Other examples of debt that may be considered good include:
1. Home loans. A mortgage can be a great debt. Not only does it permit you to own your own home, but it also allows you to build home equity. People who are financially savvy earn interest and equity. People who are not financially savvy pay interest and create money for others. For example, charging groceries means that you will pay about 17 percent interest on items that will be consumed within a week. A financially literate person would never do that.
2. Car loans. A car loan can be a fine debt because you get something long-lasting out of the debt. If you need a nice car for your job (if you are a real estate agent, for example), a car loan may be considered good debt because it helps you in your career. However, a car loan that you cannot afford is a bad debt because it detracts from your life.
3. Business loans. If you can service the loan, and it helps you make more money, the loan is good debt, but if the loan is nothing but a source of problems for you, the debt is bad.

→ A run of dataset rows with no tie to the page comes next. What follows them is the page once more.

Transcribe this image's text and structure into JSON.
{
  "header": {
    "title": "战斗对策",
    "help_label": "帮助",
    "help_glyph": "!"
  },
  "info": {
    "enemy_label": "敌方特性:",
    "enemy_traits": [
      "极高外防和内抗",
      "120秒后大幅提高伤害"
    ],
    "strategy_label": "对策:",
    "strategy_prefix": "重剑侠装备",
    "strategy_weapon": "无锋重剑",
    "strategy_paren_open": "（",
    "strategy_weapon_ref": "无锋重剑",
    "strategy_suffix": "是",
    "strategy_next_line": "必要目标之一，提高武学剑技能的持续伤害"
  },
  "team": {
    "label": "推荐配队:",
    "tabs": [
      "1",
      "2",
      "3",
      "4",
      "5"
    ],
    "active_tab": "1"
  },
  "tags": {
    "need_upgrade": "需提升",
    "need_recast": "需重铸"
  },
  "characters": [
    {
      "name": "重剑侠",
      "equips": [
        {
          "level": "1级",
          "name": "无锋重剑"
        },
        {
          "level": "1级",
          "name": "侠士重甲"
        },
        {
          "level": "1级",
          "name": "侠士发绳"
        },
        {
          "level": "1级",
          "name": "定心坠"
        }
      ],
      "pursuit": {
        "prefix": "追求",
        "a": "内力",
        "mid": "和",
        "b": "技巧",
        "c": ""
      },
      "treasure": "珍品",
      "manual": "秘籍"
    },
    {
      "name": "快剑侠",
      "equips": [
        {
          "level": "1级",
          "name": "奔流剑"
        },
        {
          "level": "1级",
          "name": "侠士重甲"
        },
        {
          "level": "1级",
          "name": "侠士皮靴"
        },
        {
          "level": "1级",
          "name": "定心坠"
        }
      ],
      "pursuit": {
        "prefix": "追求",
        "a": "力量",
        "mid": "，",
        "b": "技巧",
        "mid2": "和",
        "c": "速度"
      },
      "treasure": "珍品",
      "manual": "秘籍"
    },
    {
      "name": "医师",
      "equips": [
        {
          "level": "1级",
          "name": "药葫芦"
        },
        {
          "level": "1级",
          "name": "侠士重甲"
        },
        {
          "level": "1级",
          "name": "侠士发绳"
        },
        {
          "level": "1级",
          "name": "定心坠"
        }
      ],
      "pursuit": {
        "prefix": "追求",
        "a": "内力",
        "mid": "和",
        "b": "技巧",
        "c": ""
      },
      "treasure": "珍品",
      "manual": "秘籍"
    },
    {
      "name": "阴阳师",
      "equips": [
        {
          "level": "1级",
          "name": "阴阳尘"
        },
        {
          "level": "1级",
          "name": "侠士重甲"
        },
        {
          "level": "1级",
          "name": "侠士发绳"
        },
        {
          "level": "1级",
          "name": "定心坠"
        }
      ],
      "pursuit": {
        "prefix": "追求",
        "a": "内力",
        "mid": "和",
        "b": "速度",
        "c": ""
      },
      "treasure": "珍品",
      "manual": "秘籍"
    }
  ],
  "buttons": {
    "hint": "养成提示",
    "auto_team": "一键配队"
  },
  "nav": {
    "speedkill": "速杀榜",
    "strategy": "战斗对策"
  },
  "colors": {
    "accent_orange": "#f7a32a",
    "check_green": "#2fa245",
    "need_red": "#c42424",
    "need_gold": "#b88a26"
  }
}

4. Credit cards. Credit cards are fantastic. They are convenient and easy. They can help finance a business or even medical emergencies. The problem with them, as you probably know only too well, is that it is too easy to fall under their siren spell and get in over your head before you know it. That’s when they begin to hurt your life more than help it.
Bad Debt Blues
How do you know if your debt is good debt or bad debt? Easy. Bad debts cause stress. You sleep poorly because of them. They cause fights and foster guilt. Supreme Court Justice Lewis Powell was once asked to define obscenity. Hard-pressed to come up with a definition, Powell uttered the famous line, “I know it when I see it.” The same could be said for bad debt: You know it when you see it, and it certainly can be obscene.